The car was designed by Herbert Lindinger with British designer Jasper Morrison and was manufactured from 1997 to 2000 by Linke-Hofmann-Busch in Salzgitter (now part of Alstom).

The first car delivered was 2002, which was delivered to the Döhren depot on April 12, 1997. 2001, the first of the series, was delivered the following day to the Hanover fairground to serve as a showcase at Hannover Messe. The official presentation to the general public was on April 27, 1997, at Döhren depot, the cars went into official operational use on route 8 by September 1, 1997.

A notable feature is a system of several monitor pairs mounted under the ceiling. While the left monitor displays the next four stops, the right one provides news and adverts.

== Daily usage ==

Two versions have been built, the TW 2000 with two cabs on each side and the TW 2500 with one cab and an open gangway at the rear end, supposed to run with another 2500 unit.
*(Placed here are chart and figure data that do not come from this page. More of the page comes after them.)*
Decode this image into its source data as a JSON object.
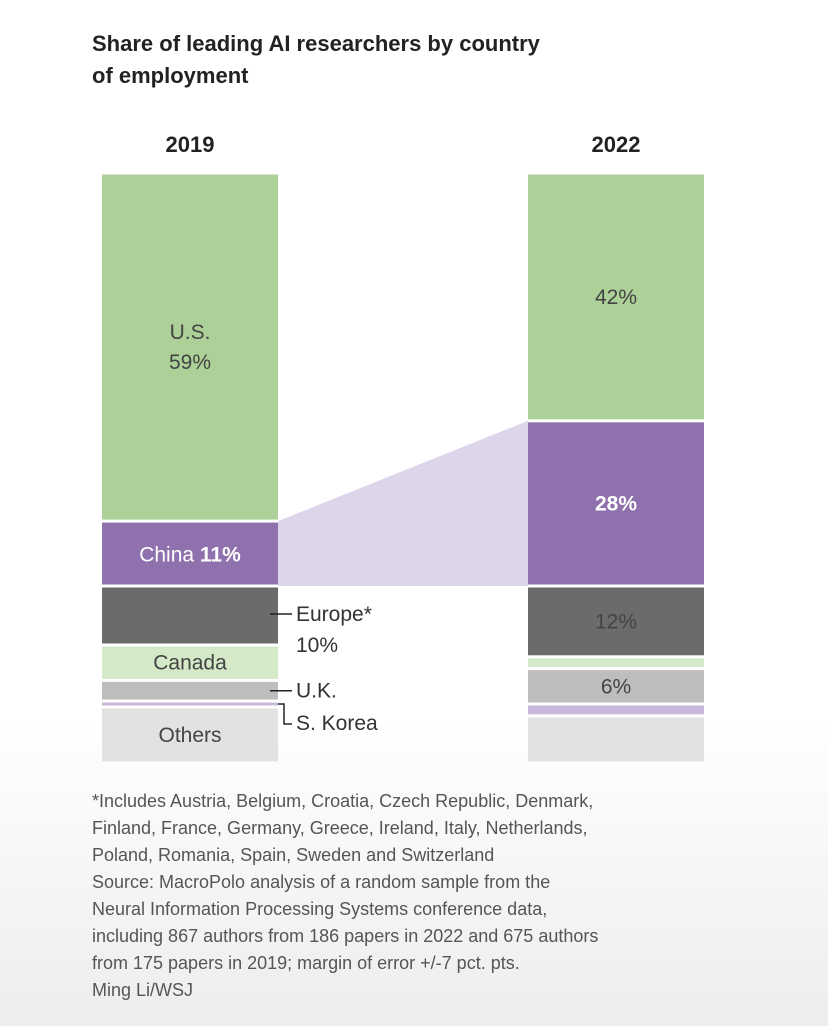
{
  "title_lines": [
    "Share of leading AI researchers by country",
    "of employment"
  ],
  "chart_data": {
    "type": "stacked-bar",
    "categories": [
      "2019",
      "2022"
    ],
    "series": [
      {
        "name": "U.S.",
        "values": [
          59,
          42
        ],
        "color": "#acd097"
      },
      {
        "name": "China",
        "values": [
          11,
          28
        ],
        "color": "#8f71ad"
      },
      {
        "name": "Europe*",
        "values": [
          10,
          12
        ],
        "color": "#6b6b6b"
      },
      {
        "name": "Canada",
        "values": [
          6,
          2
        ],
        "color": "#d4e9c7"
      },
      {
        "name": "U.K.",
        "values": [
          3.5,
          6
        ],
        "color": "#bdbdbd"
      },
      {
        "name": "S. Korea",
        "values": [
          1,
          2
        ],
        "color": "#c8b6dc"
      },
      {
        "name": "Others",
        "values": [
          9.5,
          8
        ],
        "color": "#e2e2e2"
      }
    ],
    "segment_labels": {
      "2019": {
        "U.S.": [
          "U.S.",
          "59%"
        ],
        "China": [
          "China ",
          "11%"
        ],
        "Canada": [
          "Canada"
        ],
        "Others": [
          "Others"
        ]
      },
      "2022": {
        "U.S.": [
          "42%"
        ],
        "China": [
          "28%"
        ],
        "Europe*": [
          "12%"
        ],
        "U.K.": [
          "6%"
        ]
      }
    },
    "annotations": [
      {
        "series": "Europe*",
        "lines": [
          "Europe*",
          "10%"
        ]
      },
      {
        "series": "U.K.",
        "lines": [
          "U.K."
        ]
      },
      {
        "series": "S. Korea",
        "lines": [
          "S. Korea"
        ]
      }
    ],
    "connector_series": "China",
    "connector_color": "#ddd5ea"
  },
  "footnote_lines": [
    "*Includes Austria, Belgium, Croatia, Czech Republic, Denmark,",
    "Finland, France, Germany, Greece, Ireland, Italy, Netherlands,",
    "Poland, Romania, Spain, Sweden and Switzerland",
    "Source: MacroPolo analysis of a random sample from the",
    "Neural Information Processing Systems conference data,",
    "including 867 authors from 186 papers in 2022 and 675 authors",
    "from 175 papers in 2019; margin of error +/-7 pct. pts.",
    "Ming Li/WSJ"
  ]
}
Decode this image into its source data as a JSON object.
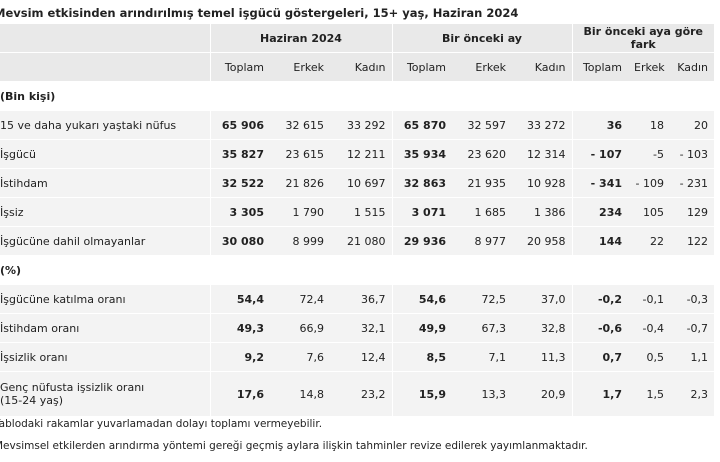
{
  "title": "Mevsim etkisinden arındırılmış temel işgücü göstergeleri, 15+ yaş, Haziran 2024",
  "table": {
    "group_headers": [
      "Haziran 2024",
      "Bir önceki ay",
      "Bir önceki aya göre fark"
    ],
    "sub_headers": [
      "Toplam",
      "Erkek",
      "Kadın",
      "Toplam",
      "Erkek",
      "Kadın",
      "Toplam",
      "Erkek",
      "Kadın"
    ],
    "rows": [
      {
        "label": "(Bin kişi)"
      },
      {
        "label": "15 ve daha yukarı yaştaki nüfus",
        "cells": [
          "65 906",
          "32 615",
          "33 292",
          "65 870",
          "32 597",
          "33 272",
          "36",
          "18",
          "20"
        ]
      },
      {
        "label": "İşgücü",
        "cells": [
          "35 827",
          "23 615",
          "12 211",
          "35 934",
          "23 620",
          "12 314",
          "- 107",
          "-5",
          "- 103"
        ]
      },
      {
        "label": "İstihdam",
        "cells": [
          "32 522",
          "21 826",
          "10 697",
          "32 863",
          "21 935",
          "10 928",
          "- 341",
          "- 109",
          "- 231"
        ]
      },
      {
        "label": "İşsiz",
        "cells": [
          "3 305",
          "1 790",
          "1 515",
          "3 071",
          "1 685",
          "1 386",
          "234",
          "105",
          "129"
        ]
      },
      {
        "label": "İşgücüne dahil olmayanlar",
        "cells": [
          "30 080",
          "8 999",
          "21 080",
          "29 936",
          "8 977",
          "20 958",
          "144",
          "22",
          "122"
        ]
      },
      {
        "label": "(%)"
      },
      {
        "label": "İşgücüne katılma oranı",
        "cells": [
          "54,4",
          "72,4",
          "36,7",
          "54,6",
          "72,5",
          "37,0",
          "-0,2",
          "-0,1",
          "-0,3"
        ]
      },
      {
        "label": "İstihdam oranı",
        "cells": [
          "49,3",
          "66,9",
          "32,1",
          "49,9",
          "67,3",
          "32,8",
          "-0,6",
          "-0,4",
          "-0,7"
        ]
      },
      {
        "label": "İşsizlik oranı",
        "cells": [
          "9,2",
          "7,6",
          "12,4",
          "8,5",
          "7,1",
          "11,3",
          "0,7",
          "0,5",
          "1,1"
        ]
      },
      {
        "label": "Genç nüfusta işsizlik oranı\n(15-24 yaş)",
        "cells": [
          "17,6",
          "14,8",
          "23,2",
          "15,9",
          "13,3",
          "20,9",
          "1,7",
          "1,5",
          "2,3"
        ]
      }
    ]
  },
  "notes": [
    "Tablodaki rakamlar yuvarlamadan dolayı toplamı vermeyebilir.",
    "Mevsimsel etkilerden arındırma yöntemi gereği geçmiş aylara ilişkin tahminler revize edilerek yayımlanmaktadır."
  ]
}
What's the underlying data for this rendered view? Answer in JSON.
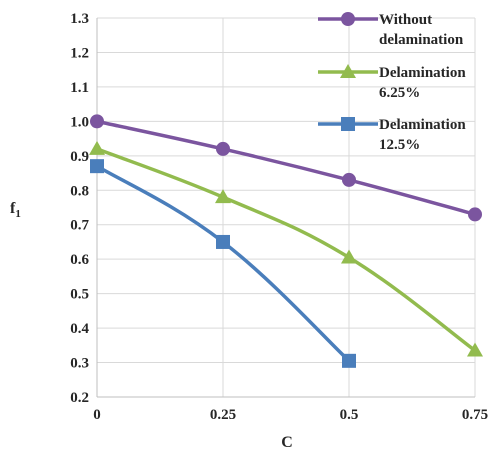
{
  "chart_data": {
    "type": "line",
    "xlabel": "C",
    "ylabel": "f",
    "ylabel_sub": "1",
    "x": [
      0,
      0.25,
      0.5,
      0.75
    ],
    "x_tick_labels": [
      "0",
      "0.25",
      "0.5",
      "0.75"
    ],
    "ylim": [
      0.2,
      1.3
    ],
    "y_ticks": [
      0.2,
      0.3,
      0.4,
      0.5,
      0.6,
      0.7,
      0.8,
      0.9,
      1.0,
      1.1,
      1.2,
      1.3
    ],
    "y_tick_labels": [
      "0.2",
      "0.3",
      "0.4",
      "0.5",
      "0.6",
      "0.7",
      "0.8",
      "0.9",
      "1.0",
      "1.1",
      "1.2",
      "1.3"
    ],
    "grid": true,
    "legend_position": "top-right",
    "series": [
      {
        "name_lines": [
          "Without",
          "delamination"
        ],
        "color": "#7B559F",
        "marker": "circle",
        "values": [
          1.0,
          0.92,
          0.83,
          0.73
        ]
      },
      {
        "name_lines": [
          "Delamination",
          "6.25%"
        ],
        "color": "#92BB4E",
        "marker": "triangle",
        "values": [
          0.92,
          0.78,
          0.605,
          0.335
        ]
      },
      {
        "name_lines": [
          "Delamination",
          "12.5%"
        ],
        "color": "#4A7EBB",
        "marker": "square",
        "values": [
          0.87,
          0.65,
          0.305,
          null
        ]
      }
    ]
  }
}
In daily use, these configurations can be found:
- 2000
- 2000+2000
- 2500-2500
- 2000+2000+2000 (very rare)
- 2500-2500+2000
- 2000+2000+2500-2500 (during trade fairs at Hanover fairground)
- 2500-2500+2500-2500 (during trade fairs)

Note that several high platform stops are too short for the last four configurations, therefore the first and last door remain shut.